How do you represent electron orbitals through drawings?

2 Answers
Jul 3, 2017

Answer:

Briefly, drawings reflect the probability density distribution for the wave function outputs for a specific orbital with quantum numbers #n, l, m_l# and #m_s#. They are called contour representations.

Explanation:

Each "drawing" is the probability density of the wave function for each respective sub-shell in a 3d plane.

Firstly, we have four quantum numbers:
#n#: the principal quantum number; defines the size of the orbital
#l#: the angular quantum number; defines the shape of the orbital; each value corresponds to a different shape:
Pearson
#m_l#: the magnetic quantum number; defines the position in space of the orbital and is derived from a range of #[-l,l]#
#m_s#: the magnetic spin number; defines the rotation of the electron which is a requisite for its magnetic field

For instance, the 2p subshell (#n = 2#, #l = 1#) is larger than a 1s orbital. The p subshell has three orbitals since its angular quantum number #l# is 1, and the magnetic quantum number #m_l# ranges from #[-1, 1]#. Likewise, for the s subshell, its angular quantum number, #l# is 0, which defines its shape, and the magnetic quantum number #m_l# is only 0 which defines its position in space.

Boundless

This picture at first seems like a giant, confusing mess. But let's tear it apart. It's merely the 1s, 2s, and 2p subshells for an atom. All of these are where electrons can be located in that atom, for instance this could be #Ne#.

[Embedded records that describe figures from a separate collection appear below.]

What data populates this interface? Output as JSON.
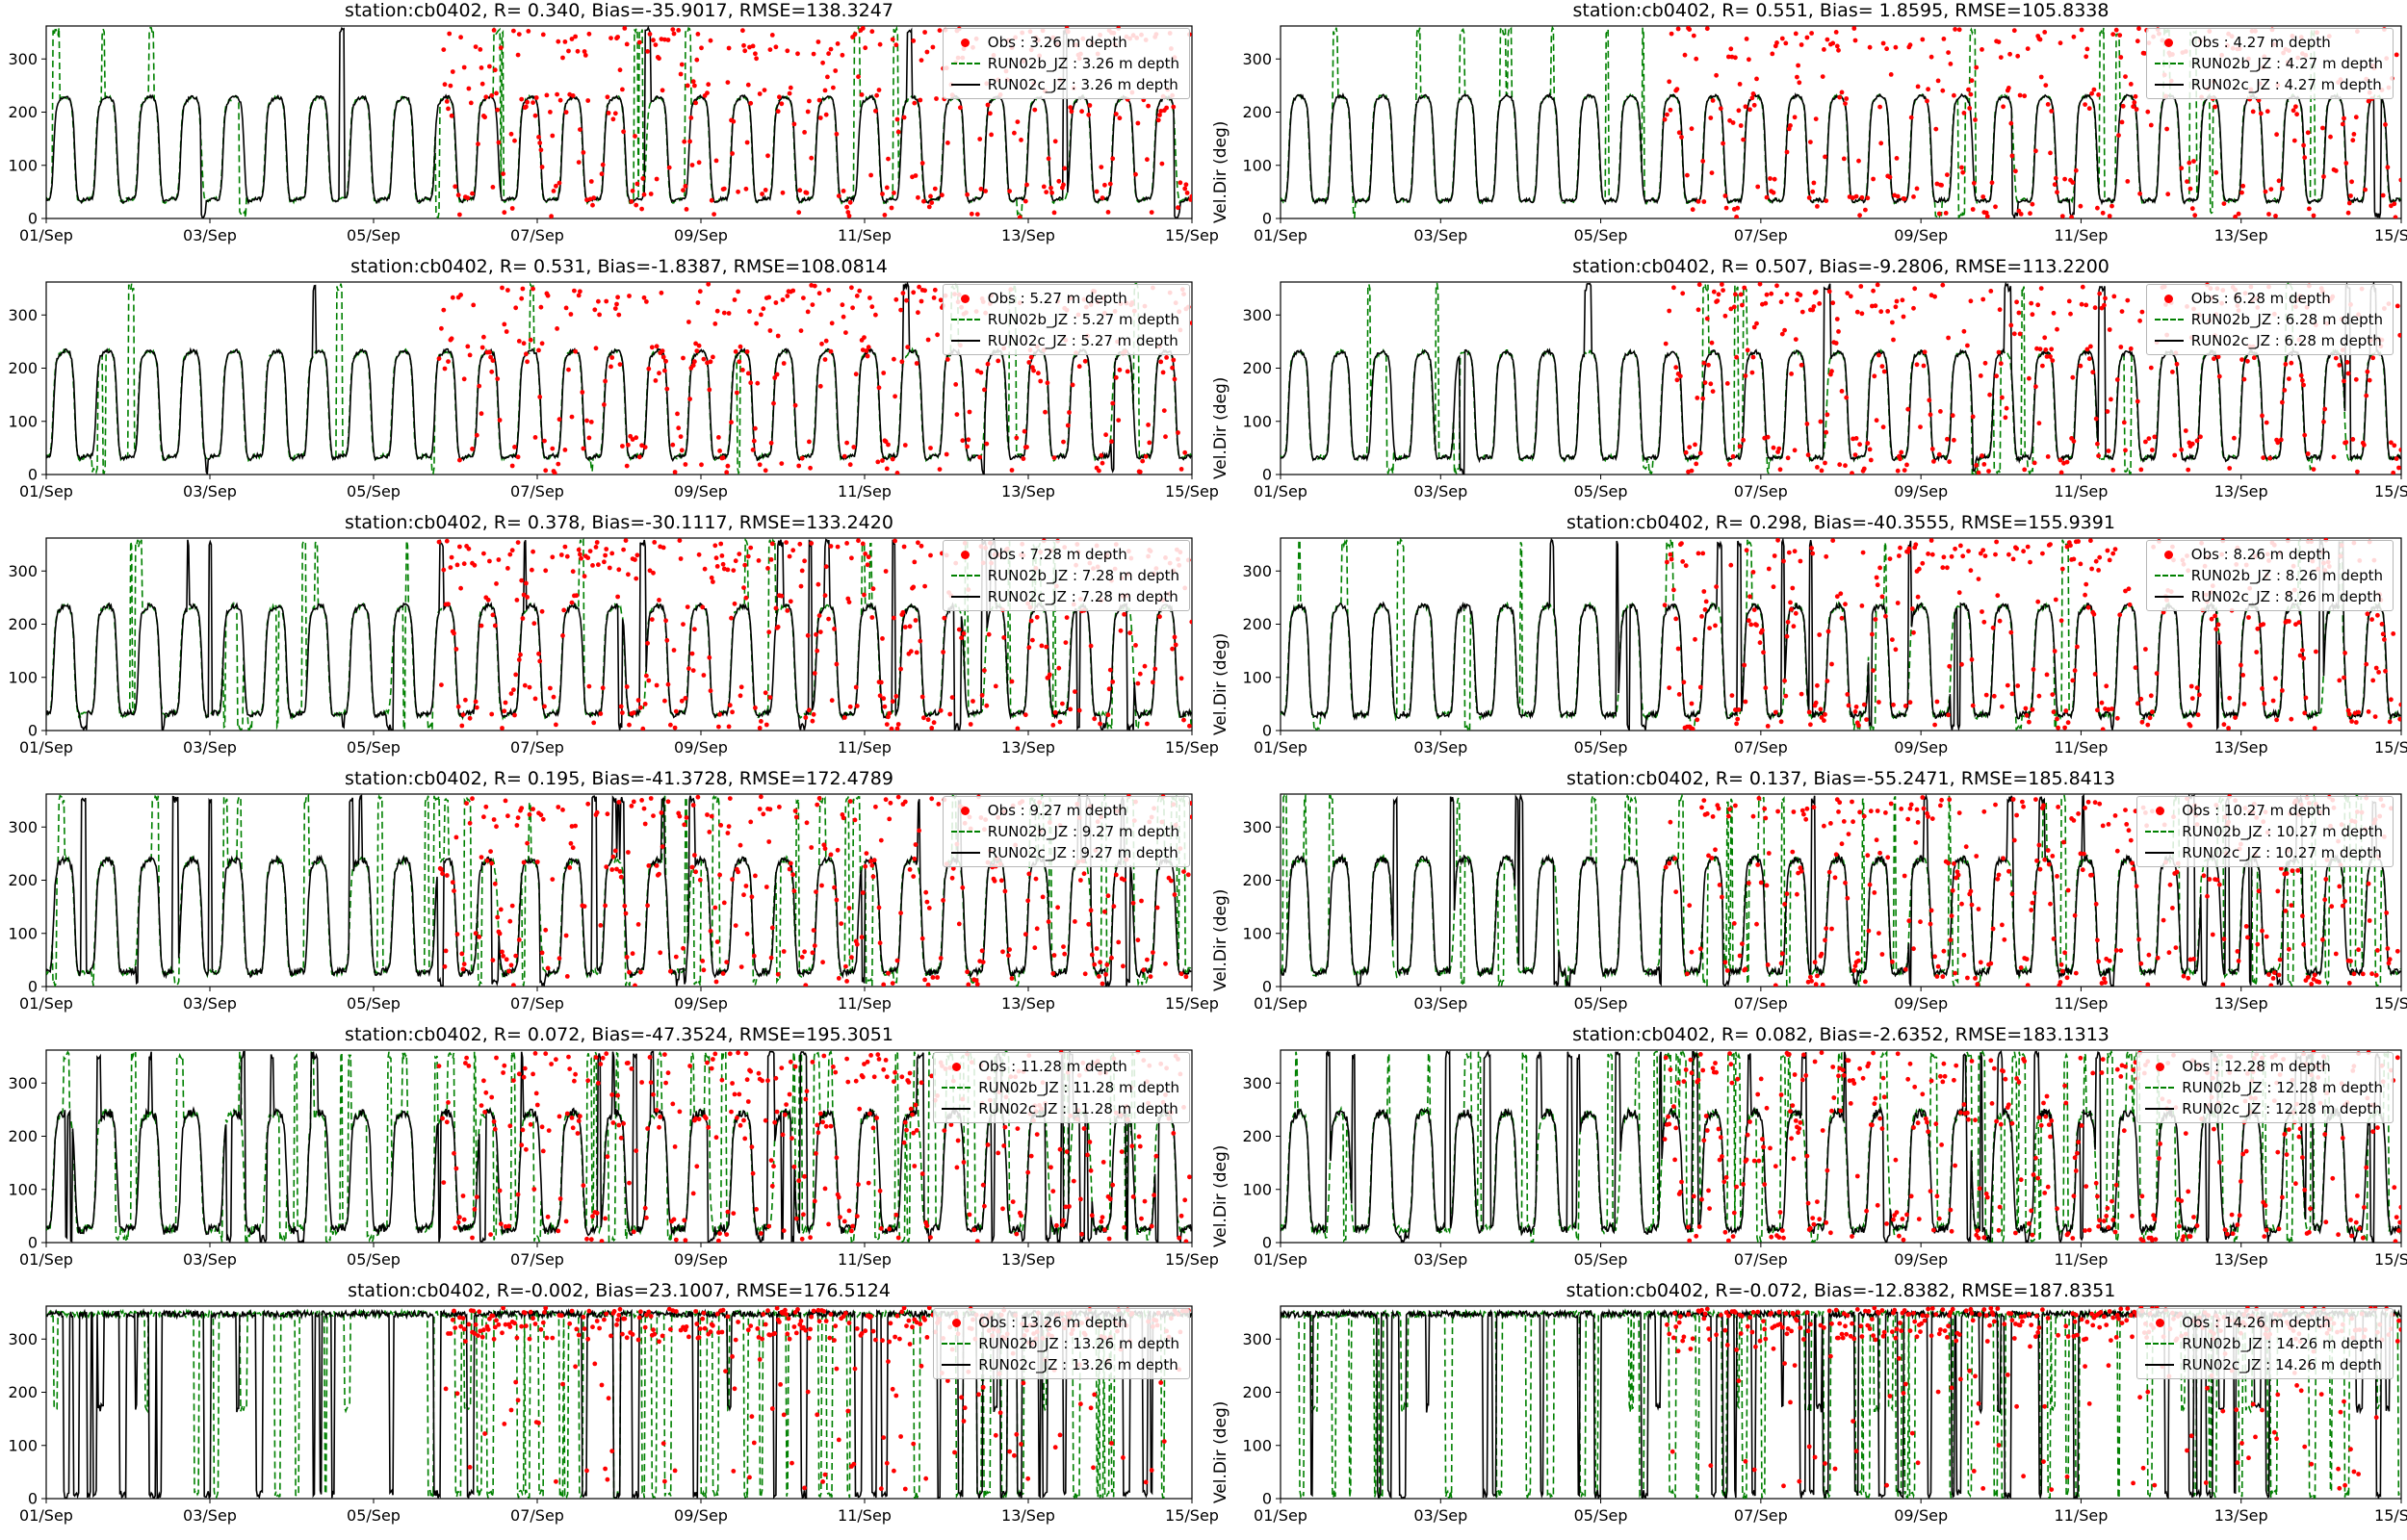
{
  "figure": {
    "station": "cb0402",
    "ylabel": "Vel.Dir (deg)",
    "x_ticks": [
      "01/Sep",
      "03/Sep",
      "05/Sep",
      "07/Sep",
      "09/Sep",
      "11/Sep",
      "13/Sep",
      "15/Sep"
    ],
    "x_range_days": 14,
    "y_ticks": [
      0,
      100,
      200,
      300
    ],
    "ylim": [
      0,
      362
    ],
    "grid_lines": false,
    "legend_position": "upper right",
    "layout": {
      "rows": 6,
      "cols": 2
    },
    "colors": {
      "obs": "#ff0000",
      "run02b": "#008000",
      "run02c": "#000000",
      "legend_border": "#b7b7b7"
    }
  },
  "chart_data": [
    {
      "type": "line+scatter",
      "title": "station:cb0402, R= 0.340, Bias=-35.9017, RMSE=138.3247",
      "depth_m": 3.26,
      "stats": {
        "R": 0.34,
        "Bias": -35.9017,
        "RMSE": 138.3247
      },
      "legend": [
        "Obs : 3.26 m depth",
        "RUN02b_JZ : 3.26 m depth",
        "RUN02c_JZ : 3.26 m depth"
      ],
      "series": [
        {
          "name": "Obs",
          "style": "scatter",
          "color": "#ff0000"
        },
        {
          "name": "RUN02b_JZ",
          "style": "dashed-line",
          "color": "#008000"
        },
        {
          "name": "RUN02c_JZ",
          "style": "solid-line",
          "color": "#000000"
        }
      ],
      "gen": {
        "pattern": "square",
        "low": 32,
        "high": 224,
        "noise": 6,
        "spike_black": 0.004,
        "spike_green": 0.011,
        "obs_start": 4.8,
        "phase": -1.1
      }
    },
    {
      "type": "line+scatter",
      "title": "station:cb0402, R= 0.551, Bias= 1.8595, RMSE=105.8338",
      "depth_m": 4.27,
      "stats": {
        "R": 0.551,
        "Bias": 1.8595,
        "RMSE": 105.8338
      },
      "legend": [
        "Obs : 4.27 m depth",
        "RUN02b_JZ : 4.27 m depth",
        "RUN02c_JZ : 4.27 m depth"
      ],
      "series": [
        {
          "name": "Obs",
          "style": "scatter",
          "color": "#ff0000"
        },
        {
          "name": "RUN02b_JZ",
          "style": "dashed-line",
          "color": "#008000"
        },
        {
          "name": "RUN02c_JZ",
          "style": "solid-line",
          "color": "#000000"
        }
      ],
      "gen": {
        "pattern": "square",
        "low": 30,
        "high": 226,
        "noise": 6,
        "spike_black": 0.004,
        "spike_green": 0.01,
        "obs_start": 4.8,
        "phase": -1.3
      }
    },
    {
      "type": "line+scatter",
      "title": "station:cb0402, R= 0.531, Bias=-1.8387, RMSE=108.0814",
      "depth_m": 5.27,
      "stats": {
        "R": 0.531,
        "Bias": -1.8387,
        "RMSE": 108.0814
      },
      "legend": [
        "Obs : 5.27 m depth",
        "RUN02b_JZ : 5.27 m depth",
        "RUN02c_JZ : 5.27 m depth"
      ],
      "series": [
        {
          "name": "Obs",
          "style": "scatter",
          "color": "#ff0000"
        },
        {
          "name": "RUN02b_JZ",
          "style": "dashed-line",
          "color": "#008000"
        },
        {
          "name": "RUN02c_JZ",
          "style": "solid-line",
          "color": "#000000"
        }
      ],
      "gen": {
        "pattern": "square",
        "low": 30,
        "high": 228,
        "noise": 7,
        "spike_black": 0.006,
        "spike_green": 0.013,
        "obs_start": 4.8,
        "phase": -1.1
      }
    },
    {
      "type": "line+scatter",
      "title": "station:cb0402, R= 0.507, Bias=-9.2806, RMSE=113.2200",
      "depth_m": 6.28,
      "stats": {
        "R": 0.507,
        "Bias": -9.2806,
        "RMSE": 113.22
      },
      "legend": [
        "Obs : 6.28 m depth",
        "RUN02b_JZ : 6.28 m depth",
        "RUN02c_JZ : 6.28 m depth"
      ],
      "series": [
        {
          "name": "Obs",
          "style": "scatter",
          "color": "#ff0000"
        },
        {
          "name": "RUN02b_JZ",
          "style": "dashed-line",
          "color": "#008000"
        },
        {
          "name": "RUN02c_JZ",
          "style": "solid-line",
          "color": "#000000"
        }
      ],
      "gen": {
        "pattern": "square",
        "low": 28,
        "high": 226,
        "noise": 7,
        "spike_black": 0.007,
        "spike_green": 0.014,
        "obs_start": 4.8,
        "phase": -1.2
      }
    },
    {
      "type": "line+scatter",
      "title": "station:cb0402, R= 0.378, Bias=-30.1117, RMSE=133.2420",
      "depth_m": 7.28,
      "stats": {
        "R": 0.378,
        "Bias": -30.1117,
        "RMSE": 133.242
      },
      "legend": [
        "Obs : 7.28 m depth",
        "RUN02b_JZ : 7.28 m depth",
        "RUN02c_JZ : 7.28 m depth"
      ],
      "series": [
        {
          "name": "Obs",
          "style": "scatter",
          "color": "#ff0000"
        },
        {
          "name": "RUN02b_JZ",
          "style": "dashed-line",
          "color": "#008000"
        },
        {
          "name": "RUN02c_JZ",
          "style": "solid-line",
          "color": "#000000"
        }
      ],
      "gen": {
        "pattern": "square",
        "low": 28,
        "high": 230,
        "noise": 9,
        "spike_black": 0.012,
        "spike_green": 0.022,
        "obs_start": 4.8,
        "phase": -1.1
      }
    },
    {
      "type": "line+scatter",
      "title": "station:cb0402, R= 0.298, Bias=-40.3555, RMSE=155.9391",
      "depth_m": 8.26,
      "stats": {
        "R": 0.298,
        "Bias": -40.3555,
        "RMSE": 155.9391
      },
      "legend": [
        "Obs : 8.26 m depth",
        "RUN02b_JZ : 8.26 m depth",
        "RUN02c_JZ : 8.26 m depth"
      ],
      "series": [
        {
          "name": "Obs",
          "style": "scatter",
          "color": "#ff0000"
        },
        {
          "name": "RUN02b_JZ",
          "style": "dashed-line",
          "color": "#008000"
        },
        {
          "name": "RUN02c_JZ",
          "style": "solid-line",
          "color": "#000000"
        }
      ],
      "gen": {
        "pattern": "square",
        "low": 26,
        "high": 230,
        "noise": 10,
        "spike_black": 0.014,
        "spike_green": 0.024,
        "obs_start": 4.8,
        "phase": -1.2
      }
    },
    {
      "type": "line+scatter",
      "title": "station:cb0402, R= 0.195, Bias=-41.3728, RMSE=172.4789",
      "depth_m": 9.27,
      "stats": {
        "R": 0.195,
        "Bias": -41.3728,
        "RMSE": 172.4789
      },
      "legend": [
        "Obs : 9.27 m depth",
        "RUN02b_JZ : 9.27 m depth",
        "RUN02c_JZ : 9.27 m depth"
      ],
      "series": [
        {
          "name": "Obs",
          "style": "scatter",
          "color": "#ff0000"
        },
        {
          "name": "RUN02b_JZ",
          "style": "dashed-line",
          "color": "#008000"
        },
        {
          "name": "RUN02c_JZ",
          "style": "solid-line",
          "color": "#000000"
        }
      ],
      "gen": {
        "pattern": "square",
        "low": 24,
        "high": 234,
        "noise": 12,
        "spike_black": 0.02,
        "spike_green": 0.032,
        "obs_start": 4.8,
        "phase": -1.1
      }
    },
    {
      "type": "line+scatter",
      "title": "station:cb0402, R= 0.137, Bias=-55.2471, RMSE=185.8413",
      "depth_m": 10.27,
      "stats": {
        "R": 0.137,
        "Bias": -55.2471,
        "RMSE": 185.8413
      },
      "legend": [
        "Obs : 10.27 m depth",
        "RUN02b_JZ : 10.27 m depth",
        "RUN02c_JZ : 10.27 m depth"
      ],
      "series": [
        {
          "name": "Obs",
          "style": "scatter",
          "color": "#ff0000"
        },
        {
          "name": "RUN02b_JZ",
          "style": "dashed-line",
          "color": "#008000"
        },
        {
          "name": "RUN02c_JZ",
          "style": "solid-line",
          "color": "#000000"
        }
      ],
      "gen": {
        "pattern": "square",
        "low": 24,
        "high": 236,
        "noise": 13,
        "spike_black": 0.024,
        "spike_green": 0.036,
        "obs_start": 4.8,
        "phase": -1.2
      }
    },
    {
      "type": "line+scatter",
      "title": "station:cb0402, R= 0.072, Bias=-47.3524, RMSE=195.3051",
      "depth_m": 11.28,
      "stats": {
        "R": 0.072,
        "Bias": -47.3524,
        "RMSE": 195.3051
      },
      "legend": [
        "Obs : 11.28 m depth",
        "RUN02b_JZ : 11.28 m depth",
        "RUN02c_JZ : 11.28 m depth"
      ],
      "series": [
        {
          "name": "Obs",
          "style": "scatter",
          "color": "#ff0000"
        },
        {
          "name": "RUN02b_JZ",
          "style": "dashed-line",
          "color": "#008000"
        },
        {
          "name": "RUN02c_JZ",
          "style": "solid-line",
          "color": "#000000"
        }
      ],
      "gen": {
        "pattern": "square",
        "low": 22,
        "high": 240,
        "noise": 16,
        "spike_black": 0.038,
        "spike_green": 0.058,
        "obs_start": 4.8,
        "phase": -1.1
      }
    },
    {
      "type": "line+scatter",
      "title": "station:cb0402, R= 0.082, Bias=-2.6352, RMSE=183.1313",
      "depth_m": 12.28,
      "stats": {
        "R": 0.082,
        "Bias": -2.6352,
        "RMSE": 183.1313
      },
      "legend": [
        "Obs : 12.28 m depth",
        "RUN02b_JZ : 12.28 m depth",
        "RUN02c_JZ : 12.28 m depth"
      ],
      "series": [
        {
          "name": "Obs",
          "style": "scatter",
          "color": "#ff0000"
        },
        {
          "name": "RUN02b_JZ",
          "style": "dashed-line",
          "color": "#008000"
        },
        {
          "name": "RUN02c_JZ",
          "style": "solid-line",
          "color": "#000000"
        }
      ],
      "gen": {
        "pattern": "square",
        "low": 22,
        "high": 240,
        "noise": 16,
        "spike_black": 0.038,
        "spike_green": 0.06,
        "obs_start": 4.8,
        "phase": -1.2
      }
    },
    {
      "type": "line+scatter",
      "title": "station:cb0402, R=-0.002, Bias=23.1007, RMSE=176.5124",
      "depth_m": 13.26,
      "stats": {
        "R": -0.002,
        "Bias": 23.1007,
        "RMSE": 176.5124
      },
      "legend": [
        "Obs : 13.26 m depth",
        "RUN02b_JZ : 13.26 m depth",
        "RUN02c_JZ : 13.26 m depth"
      ],
      "series": [
        {
          "name": "Obs",
          "style": "scatter",
          "color": "#ff0000"
        },
        {
          "name": "RUN02b_JZ",
          "style": "dashed-line",
          "color": "#008000"
        },
        {
          "name": "RUN02c_JZ",
          "style": "solid-line",
          "color": "#000000"
        }
      ],
      "gen": {
        "pattern": "top",
        "low": 20,
        "high": 330,
        "noise": 10,
        "spike_black": 0.04,
        "spike_green": 0.055,
        "obs_start": 4.8,
        "phase": -1.1
      }
    },
    {
      "type": "line+scatter",
      "title": "station:cb0402, R=-0.072, Bias=-12.8382, RMSE=187.8351",
      "depth_m": 14.26,
      "stats": {
        "R": -0.072,
        "Bias": -12.8382,
        "RMSE": 187.8351
      },
      "legend": [
        "Obs : 14.26 m depth",
        "RUN02b_JZ : 14.26 m depth",
        "RUN02c_JZ : 14.26 m depth"
      ],
      "series": [
        {
          "name": "Obs",
          "style": "scatter",
          "color": "#ff0000"
        },
        {
          "name": "RUN02b_JZ",
          "style": "dashed-line",
          "color": "#008000"
        },
        {
          "name": "RUN02c_JZ",
          "style": "solid-line",
          "color": "#000000"
        }
      ],
      "gen": {
        "pattern": "top",
        "low": 20,
        "high": 330,
        "noise": 10,
        "spike_black": 0.045,
        "spike_green": 0.06,
        "obs_start": 4.8,
        "phase": -1.2
      }
    }
  ]
}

Each of these orbitals in an #Ne# atom contain two electrons. On the first magnitude of distance from the nucleus (at the origin), we have the 1s subshell. Afterwards, we have the 2s subshell, with the 2p subshell containing 3 orbitals since #m_l=-1,0,1#. The probability density (e.g. how likely an electron will be somewhere) increases for p as we're further away from the nucleus, since the electrons in the s subshells will repel the p subshell electrons.

To extrapolate, a 3s subshell would merely be a sphere covering all of these orbitals, with two more electrons, and so on.

Jul 3, 2017

I assume you mean in an electron configuration, rather than an actual sketch of the orbitals. They could be represented through horizontal lines, and the electrons through arrows.

The #1s# orbital could be represented as:

#ul(color(white)(uarr darr))#
#1s#

When half-filled, it could be represented as:

#ul(uarr color(white)(darr))#
#1s#

And when filled:

#ul(uarr darr)#
#1s#

Any other orbital can be represented in this way, and the higher up they are (relative to each other), the higher in energy they are.


The #uarr# is the spin-up electron (with spin #+1/2#), and the #darr# is the spin-down electron (with spin #-1/2#). By the Pauli Exclusion Principle, no two electron can share the same quantum state.

Being in the same orbital gives two electrons the same principal quantum number #n#, angular momentum quantum number #l#, and magnetic quantum number #m_l# already, but not necessarily #m_s#, their spin.

Therefore, no two electrons can have the same spin in the same orbital.